The TDM has a sloppy five-speed gearbox that combines with the 10-valve 849cc vertical twin cylinder power plant to generate enough torque to drag Robert Downey Jr. into rehab. The space between gears is generally good, although the gap between first and second is a bit of a stretch. This results in strange power delivery at low revs. Rolling the throttle on and off usually produces an unwanted lurch which is just the kind of thing you want to avoid when piloting a bike through tight curves.
The bike can corner though. Lean angle feels exaggerated given the height of the bike, but once you become acclimated to the sensation, you can really push the TDM through tight bends. The suspension has a lot of travel, but the front seems to be too softly sprung. This is most noticible when squezzing the binders which compress the forks in a big gooshy dive. The brakes also lack power and feedback. I am biased since like my woman, I never want to use more than two fingers -- and with my Triumph, that’s all you need to loft the rear.
Post CrashHe was dressed in tight black clothes which fulled revealed the fact that he had the body of a prepubescent girl. He went over the bike, commenting about the larger damage and whining about every micro scratch in the clear coat.
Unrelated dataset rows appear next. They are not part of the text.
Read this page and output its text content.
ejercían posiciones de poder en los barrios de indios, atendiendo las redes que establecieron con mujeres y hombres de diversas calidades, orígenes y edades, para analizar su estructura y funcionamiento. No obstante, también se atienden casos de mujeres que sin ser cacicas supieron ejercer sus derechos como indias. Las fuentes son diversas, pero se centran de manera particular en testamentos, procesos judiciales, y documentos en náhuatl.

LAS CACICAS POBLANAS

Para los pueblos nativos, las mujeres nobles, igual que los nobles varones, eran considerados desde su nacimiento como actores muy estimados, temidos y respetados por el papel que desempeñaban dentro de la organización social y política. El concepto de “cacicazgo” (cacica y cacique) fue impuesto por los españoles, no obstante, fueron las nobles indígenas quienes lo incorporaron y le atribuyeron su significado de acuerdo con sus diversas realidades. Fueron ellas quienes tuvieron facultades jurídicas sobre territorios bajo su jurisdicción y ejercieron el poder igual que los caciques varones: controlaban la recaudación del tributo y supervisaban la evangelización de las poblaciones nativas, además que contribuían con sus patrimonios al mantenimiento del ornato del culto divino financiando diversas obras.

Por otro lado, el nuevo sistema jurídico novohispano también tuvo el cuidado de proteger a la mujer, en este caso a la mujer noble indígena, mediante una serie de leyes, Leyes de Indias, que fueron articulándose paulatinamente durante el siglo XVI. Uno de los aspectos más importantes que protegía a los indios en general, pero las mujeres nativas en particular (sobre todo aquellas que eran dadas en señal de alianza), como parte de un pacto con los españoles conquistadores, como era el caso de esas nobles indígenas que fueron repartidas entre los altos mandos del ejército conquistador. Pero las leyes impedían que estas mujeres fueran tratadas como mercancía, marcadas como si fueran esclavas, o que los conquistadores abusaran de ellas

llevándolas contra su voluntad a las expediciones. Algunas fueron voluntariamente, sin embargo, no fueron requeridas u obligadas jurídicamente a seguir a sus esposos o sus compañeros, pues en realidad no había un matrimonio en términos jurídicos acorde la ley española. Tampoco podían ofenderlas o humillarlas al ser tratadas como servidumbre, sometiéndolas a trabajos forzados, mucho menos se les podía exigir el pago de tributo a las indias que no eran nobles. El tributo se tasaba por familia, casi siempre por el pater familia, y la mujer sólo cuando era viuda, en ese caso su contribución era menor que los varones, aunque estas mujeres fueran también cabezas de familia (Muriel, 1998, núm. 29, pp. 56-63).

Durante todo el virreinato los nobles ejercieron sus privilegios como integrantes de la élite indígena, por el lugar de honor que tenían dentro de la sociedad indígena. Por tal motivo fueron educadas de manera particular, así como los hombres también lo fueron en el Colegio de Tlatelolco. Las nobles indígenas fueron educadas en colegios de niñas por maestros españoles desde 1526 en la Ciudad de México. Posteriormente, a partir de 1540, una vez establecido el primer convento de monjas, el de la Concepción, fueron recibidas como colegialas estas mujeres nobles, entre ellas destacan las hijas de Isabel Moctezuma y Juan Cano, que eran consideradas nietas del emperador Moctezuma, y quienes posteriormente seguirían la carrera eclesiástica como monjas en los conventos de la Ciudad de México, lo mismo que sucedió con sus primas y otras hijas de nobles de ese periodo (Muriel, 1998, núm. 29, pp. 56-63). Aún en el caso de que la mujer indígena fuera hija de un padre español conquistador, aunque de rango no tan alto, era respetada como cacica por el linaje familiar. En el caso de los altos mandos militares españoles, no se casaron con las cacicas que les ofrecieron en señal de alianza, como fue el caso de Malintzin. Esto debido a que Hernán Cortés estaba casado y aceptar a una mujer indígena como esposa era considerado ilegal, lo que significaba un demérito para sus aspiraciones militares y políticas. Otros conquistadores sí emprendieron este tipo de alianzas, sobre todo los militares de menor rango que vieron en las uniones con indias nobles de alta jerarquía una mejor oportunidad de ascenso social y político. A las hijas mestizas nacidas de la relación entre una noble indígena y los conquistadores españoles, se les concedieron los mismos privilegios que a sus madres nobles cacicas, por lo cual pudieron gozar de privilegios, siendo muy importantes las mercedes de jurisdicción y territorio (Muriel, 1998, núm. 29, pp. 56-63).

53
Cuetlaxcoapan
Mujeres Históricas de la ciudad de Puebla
This was in clear contrast to our experience with Cruise America in California where the rental agent specifically said not to sweat the small stuff -- these were rental bikes and they expected a few scratches -- they'd only be looking for road damage. I was taking it all in stride until he started balking about the scratches in the peg feelers. Given the enormous difference in our size, I figured that I could snap the twiney motherfuker in half and leave him bleeding from both eyes in the parking garage. A quick collection of our paper work and credit card slips and we'd be home free. He would never be able to identify his assailant with his hollow eye-sockets and I could use my bad back as an excuse as to why I could't have possibly perpetuated suck a forceful attack. These ideas rose and fell as he would complain about the slight roughness on the weld of the muffler was a problem, but he would not charge us for that. I nearly executed my plan, though, when he pointed out that the saddled bags had abraised the clear-coat on the side covers. Girl Wonder handled him with reason, with me looming in the background.
With his list, he quickly totaled up the damage: One mirror, one turn signal, one brake lever, the upper fairing, and the left lower fairing all for a quick and dirty 4,000 french francs, or approximately $600 US. There was not a lot we could say.
To help us swallow the cost like bad medicine, he suggested that we lie to our insurance company and tell them that we knocked over his motorcycle by accident -- not by riding it, mind you, but by pushing it over in some strange act of negligence. I assured him that there is no insurance in America that was going to pay for the act of an individual, but if he'd let me use his phone, I would check with my Platinum MasterCard since they often include an insurance benefit or two. I called citibank, and the woman said they do cover rental cars, but motorcycles are excluded. c'est la vie. We'd have to take our lumps and take solace in the fact that GW didn't get hurt.